Though it might be oxymoronic to characterize it as such, Moshimoss's Hidden Tape No. 66 exudes a controlled euphoria that often makes it sound kin to Sigur Rós. Recorded at Studio Moopy, Yamanashi, the album is very much consistent with the brand of graceful and deeply textured electronic music that Dynamophone's been giving its listeners since the label's inception. In this particular case it means introspection and longing are emphasized in fourteen meticulously sculpted settings that Tokyo resident Kosuke Anamizu assembled from a modicum of gear and instruments (guitars, upright piano, electric piano, field recordings, electronics). That Anamizu might have had Sigur Rós in his thoughts during the recording is intimated by song titles such as “Into the Ice” and “Far North” and by the kernel of an imaginary story acompanying the release that refers to the recording as a cassette found with maps of Iceland in an envelope within a room devoid of life.

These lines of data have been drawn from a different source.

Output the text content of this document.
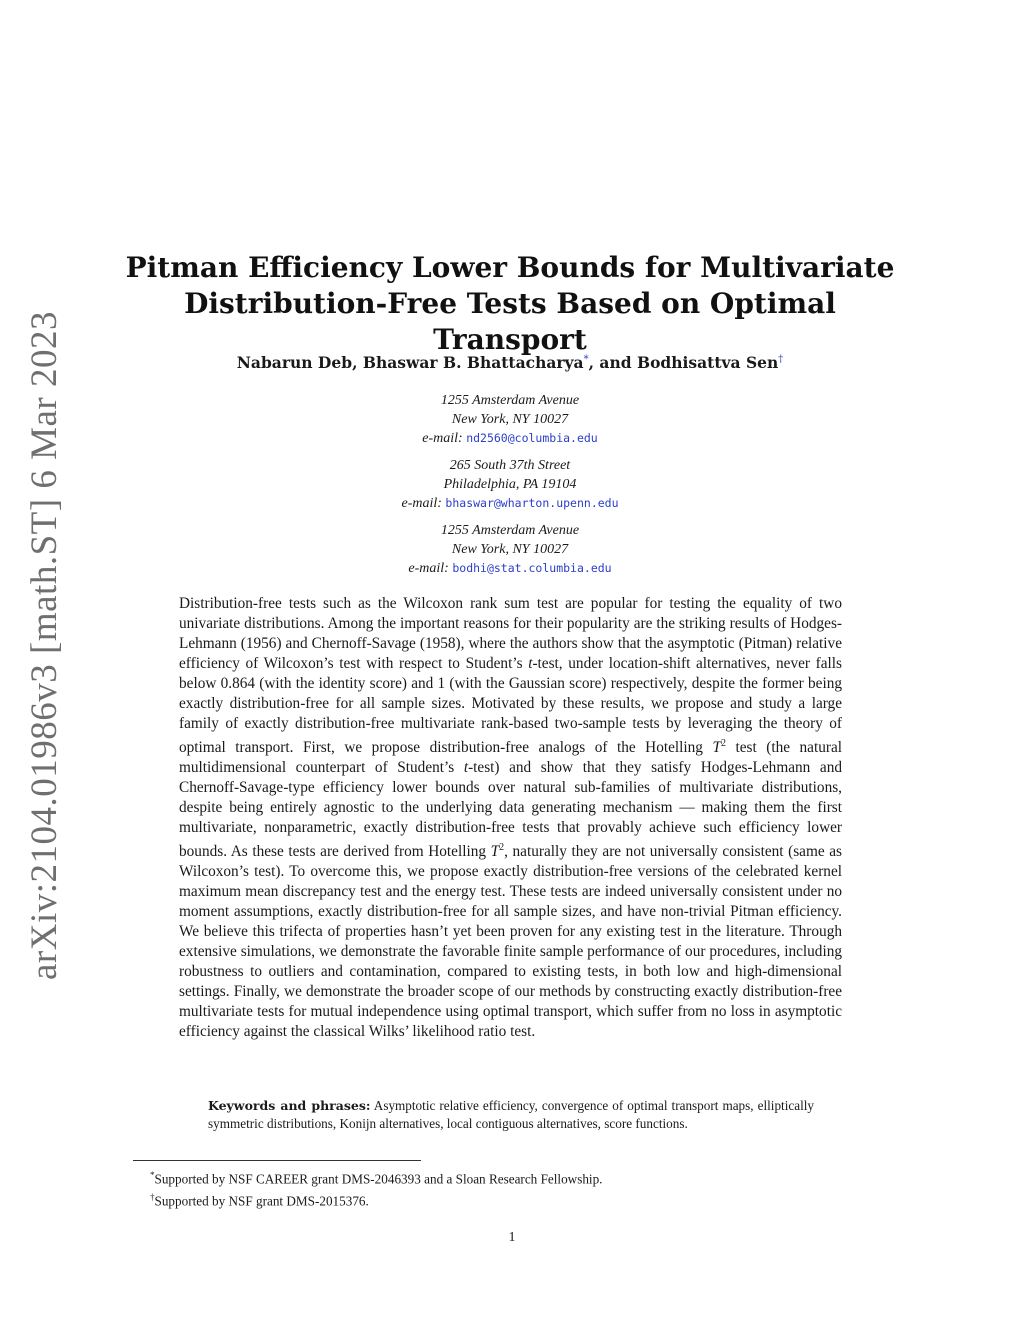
arXiv:2104.01986v3 [math.ST] 6 Mar 2023
Pitman Efficiency Lower Bounds for Multivariate
Distribution-Free Tests Based on Optimal Transport
Nabarun Deb, Bhaswar B. Bhattacharya*, and Bodhisattva Sen†
1255 Amsterdam Avenue
New York, NY 10027
e-mail: nd2560@columbia.edu
265 South 37th Street
Philadelphia, PA 19104
e-mail: bhaswar@wharton.upenn.edu
1255 Amsterdam Avenue
New York, NY 10027
e-mail: bodhi@stat.columbia.edu

Distribution-free tests such as the Wilcoxon rank sum test are popular for testing the equality of two univariate distributions. Among the important reasons for their popularity are the striking results of Hodges-Lehmann (1956) and Chernoff-Savage (1958), where the authors show that the asymptotic (Pitman) relative efficiency of Wilcoxon’s test with respect to Student’s t-test, under location-shift alternatives, never falls below 0.864 (with the identity score) and 1 (with the Gaussian score) respectively, despite the former being exactly distribution-free for all sample sizes. Motivated by these results, we propose and study a large family of exactly distribution-free multivariate rank-based two-sample tests by leveraging the theory of optimal transport. First, we propose distribution-free analogs of the Hotelling $T^2$ test (the natural multidimensional counterpart of Student’s t-test) and show that they satisfy Hodges-Lehmann and Chernoff-Savage-type efficiency lower bounds over natural sub-families of multivariate distributions, despite being entirely agnostic to the underlying data generating mechanism — making them the first multivariate, nonparametric, exactly distribution-free tests that provably achieve such efficiency lower bounds. As these tests are derived from Hotelling $T^2$, naturally they are not universally consistent (same as Wilcoxon’s test). To overcome this, we propose exactly distribution-free versions of the celebrated kernel maximum mean discrepancy test and the energy test. These tests are indeed universally consistent under no moment assumptions, exactly distribution-free for all sample sizes, and have non-trivial Pitman efficiency. We believe this trifecta of properties hasn’t yet been proven for any existing test in the literature. Through extensive simulations, we demonstrate the favorable finite sample performance of our procedures, including robustness to outliers and contamination, compared to existing tests, in both low and high-dimensional settings. Finally, we demonstrate the broader scope of our methods by constructing exactly distribution-free multivariate tests for mutual independence using optimal transport, which suffer from no loss in asymptotic efficiency against the classical Wilks’ likelihood ratio test.

Keywords and phrases: Asymptotic relative efficiency, convergence of optimal transport maps, elliptically symmetric distributions, Konijn alternatives, local contiguous alternatives, score functions.
*Supported by NSF CAREER grant DMS-2046393 and a Sloan Research Fellowship.
†Supported by NSF grant DMS-2015376.
1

In “Slow Days It Was Super,” soft wind streams blow alongside gentle electric piano figures, insistent downtempo rhythms, and high-pitched wordless vocalizing that calls to mind Sigur Rós's Jónsi Birgisson. “Grottuviti” and “My Everlong” likewise traffic in a kind of meditative stateliness that's sometimes heard in the Icelandic group's music, while a quietly hopeful theme pushes its way to the surface of a thick mass of noise textures during “Lullaby for a Lonely Promontory.” A subtle strain of hymnal grandeur emerges during a number of tracks too, including “Longing,” where the tone is made explicit with the inclusion of choral voices. But one shouldn't make too much of the similarities as Moshimoss is certainly more than a mere clone of the group. Anamizu tills his own field, so to speak, even if his approach to doing so has nevertheless been influenced by some well-known others (Fennesz, for example, in addition to Sigur Rós). Representative of this fine album's general style are tracks like “Moss Pillow” and “Melody,” where detailed arrays of acoustic guitars, electric pianos, and crunchy found percussion unfold at their own unhurried pace.